Konsolidierung soll zum ersten Mal klappen

Haushalt in Niedenstein: „Das tut weh, aber wir machen ernst“

Niedenstein. Mehr Geld für die Kinderbetreuung, eine Erhöhung der Grundsteuern und der Friedhofsgebühren: Das erwartet die Bewohner von Niedenstein.

Ein entsprechendes Konzept zur Sicherung des Haushaltsplans 2013 wurde am Donnerstag in der Stadtverordnetenversammlung beschlossen.

„Wir haben zum fünften Mal in Folge ein Defizit im Haushalt zu verzeichnen“, sagte Dr. Markus Klein von der SPD. Das sei vor allem den Sicherungskonzepten der Vergangenheit geschuldet. Dort hätten eigentlich Ziele, Maßnahmen und ein Zeitplan formuliert werden sollen. Das sei jedoch nicht der Fall gewesen.

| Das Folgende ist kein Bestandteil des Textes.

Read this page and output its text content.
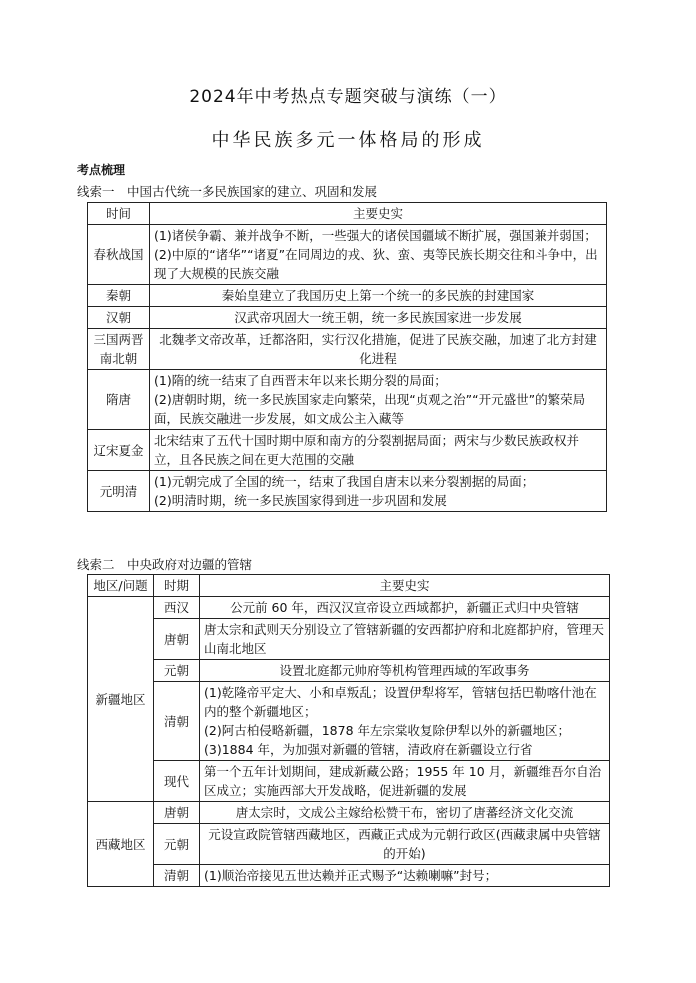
2024年中考热点专题突破与演练（一）
中华民族多元一体格局的形成
考点梳理
线索一　中国古代统一多民族国家的建立、巩固和发展
时间	主要史实
春秋战国	(1)诸侯争霸、兼并战争不断，一些强大的诸侯国疆域不断扩展，强国兼并弱国；
(2)中原的“诸华”“诸夏”在同周边的戎、狄、蛮、夷等民族长期交往和斗争中，出现了大规模的民族交融

秦朝	秦始皇建立了我国历史上第一个统一的多民族的封建国家

汉朝	汉武帝巩固大一统王朝，统一多民族国家进一步发展

三国两晋南北朝	北魏孝文帝改革，迁都洛阳，实行汉化措施，促进了民族交融，加速了北方封建化进程

隋唐	(1)隋的统一结束了自西晋末年以来长期分裂的局面；
(2)唐朝时期，统一多民族国家走向繁荣，出现“贞观之治”“开元盛世”的繁荣局面，民族交融进一步发展，如文成公主入藏等

辽宋夏金	北宋结束了五代十国时期中原和南方的分裂割据局面；两宋与少数民族政权并立，且各民族之间在更大范围的交融

元明清	(1)元朝完成了全国的统一，结束了我国自唐末以来分裂割据的局面；
(2)明清时期，统一多民族国家得到进一步巩固和发展
线索二　中央政府对边疆的管辖
地区/问题	时期	主要史实
新疆地区	西汉	公元前 60 年，西汉汉宣帝设立西域都护，新疆正式归中央管辖

	唐朝	唐太宗和武则天分别设立了管辖新疆的安西都护府和北庭都护府，管理天山南北地区

	元朝	设置北庭都元帅府等机构管理西域的军政事务

	清朝	(1)乾隆帝平定大、小和卓叛乱；设置伊犁将军，管辖包括巴勒喀什池在内的整个新疆地区；
(2)阿古柏侵略新疆，1878 年左宗棠收复除伊犁以外的新疆地区；
(3)1884 年，为加强对新疆的管辖，清政府在新疆设立行省

	现代	第一个五年计划期间，建成新藏公路；1955 年 10 月，新疆维吾尔自治区成立；实施西部大开发战略，促进新疆的发展

西藏地区	唐朝	唐太宗时，文成公主嫁给松赞干布，密切了唐蕃经济文化交流

	元朝	元设宣政院管辖西藏地区，西藏正式成为元朝行政区(西藏隶属中央管辖的开始)

	清朝	(1)顺治帝接见五世达赖并正式赐予“达赖喇嘛”封号；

Klares Ziel sei jetzt, den Haushalt bis 2016 auszugleichen. Dafür werden Steuern und Gebühren erhöht und Ausgaben gestrichen. „Das tut sicher weh“, sagte Klein, „aber wir müssen jetzt ernst machen und auch die finanzielle Solidarität der Bürger in Anspruch nehmen.“

Landwirtschaft betroffen

Gegen zahlreiche Punkte des Haushaltssicherungskonzeptes sprachen sich die Mitglieder der CDU aus. Willi Grunewald gab die Auswirkungen der Grundsteuererhöhung auf landwirtschaftliche Betriebe zu bedenken. „Das ist für größere Betriebe viel Geld. Wenn man das stemmen will, dann muss man sicher einen Maststall mehr bauen“, sagte er in Richtung der Grünen. Das wiesen Grüne und SPD zurück. Die Belastung der Betriebe sei durchaus im eträglichen Bereich.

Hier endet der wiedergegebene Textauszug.